I guess the big question is: can I use any of that on my personal statement?

Tuesday, June 12, 2012

And the Celtics go down.

I like LeBron James.

There.  I said it.

In fact, I hope he wins an NBA Championship.  This year, even.  I could not have been more pleased that the Heat finally put the aging Celtics to rest last week.  Any Celtics-lover or LeBron-hater is probably wondering what could possibly make me say these things.  Where do I begin?

Here's a guy who was drafted out of high school  Eventually he became the franchise player and the league MVP.  He decided to leave his rookie team in search of a championship.  He landed on a team where he would be sharing the spotlight with two other "superstars."

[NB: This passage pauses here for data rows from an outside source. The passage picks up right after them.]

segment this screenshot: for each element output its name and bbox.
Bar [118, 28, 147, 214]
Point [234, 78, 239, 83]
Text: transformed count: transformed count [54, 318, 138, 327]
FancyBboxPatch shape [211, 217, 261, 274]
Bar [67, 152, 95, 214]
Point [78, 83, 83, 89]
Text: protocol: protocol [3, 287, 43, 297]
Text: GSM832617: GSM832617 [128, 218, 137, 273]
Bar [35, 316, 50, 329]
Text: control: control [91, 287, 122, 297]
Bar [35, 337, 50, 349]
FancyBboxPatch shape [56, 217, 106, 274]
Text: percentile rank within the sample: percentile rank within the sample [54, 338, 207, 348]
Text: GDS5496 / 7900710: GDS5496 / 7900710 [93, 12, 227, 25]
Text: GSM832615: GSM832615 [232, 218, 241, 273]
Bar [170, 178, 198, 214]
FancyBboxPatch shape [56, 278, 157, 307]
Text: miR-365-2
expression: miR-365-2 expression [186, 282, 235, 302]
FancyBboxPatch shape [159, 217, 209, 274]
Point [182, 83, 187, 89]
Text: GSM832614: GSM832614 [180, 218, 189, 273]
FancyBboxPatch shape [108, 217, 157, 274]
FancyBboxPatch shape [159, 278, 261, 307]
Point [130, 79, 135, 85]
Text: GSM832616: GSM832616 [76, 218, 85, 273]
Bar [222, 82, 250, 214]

That's right.  I'm talking about Kevin Garnett

LeBron James was also drafted out of high school.  He also became the franchise player for the Cavs and the league MVP.  He also left his rookie team in search of a championship.  And yes, he landed on a team where he would be sharing the spotlight with two other "superstars."

People love KG.  People hate LJ.  I don't understand it.

"It's not what LeBron did.  It's how he did it."  Yes, I've heard this line of reasoning from, well, everyone.  I'm not saying that The Decision was a good idea.  In fact, I thought it was rather cheesy.  But imagine being the best player in the world, having had "the next Michael Jordan" thrown at you since early high school.  You aren't winning in Cleveland.  You need something else.

Didn't Kevin Garnett do the same thing?  

You then have this opportunity presented to you saying that you can raise millions of dollars for a charity by broadcasting your decision on television.

No, it was not a good idea.  At least the charity got a bunch of money.

So he made a bad decision.  In 2010.  A full two years ago.  Isn't it time to get over it?

The reaction to The Decision was ridiculous.  Sure, Cleveland fans deserved to be bothered.  But burning his jersey in the streets?  That's a bit extreme.  And Dan Gilbert's letter to the fans?  Absurd.

Like I said, The Decision was just bad.  We all know it.  But it's time to move on.  It's time to let go.

Tuesday, June 5, 2012

Predictive text victim

I'm no stranger to texts-gone-wrong.  Several times I have sent a text to the wrong person at the wrong time. But I've been pretty good about predictive texting.  I usually make sure my text says what I intend it to say, and I'm pretty particular about my grammar.

Not today.

My mother and two of my younger siblings traveled down to New Mexico to visit my sister.  Apparently my brother didn't bring any shoes.  (They left very early one morning so he claims to have simply forgotten to bring them.)

So I received this text from him this morning: "Don't be mad but I got new shoes."

Why would I be mad?*  Because this 14 year old boy has more shoes than any woman I know.  Nike survives off him.  He's got an obsession with shoes and socks that is unmatched.

I replied to his text: "You spoiled bum."

He jabbed: "Don't be jealous."

Sarcastically I responded with this: "Oh, Mommy, I accidentally forgot to bring my whore.  Could you go buy me some nice ones to hold me over?"

I received a call from my mother about 30 seconds after I pressed Send.

She told me I should apologize to my brother for what I had said.  I didn't get it.  Then she chastised me for my inappropriate text.


Inappropriate?  What was she talking about?

I sent "whore."  Not "shoes" like I had intended.  "Whore."  Just imagine the face of a teenage boy receiving those words from his older and (supposedly) more mature brother.  Not only did I accuse him of forgetting his whore (not shoes), but I suggested that his mother go buy him some nice ones to hold him over.

I hate texting.


*I wasn't really angry.  Simply dumbfounded.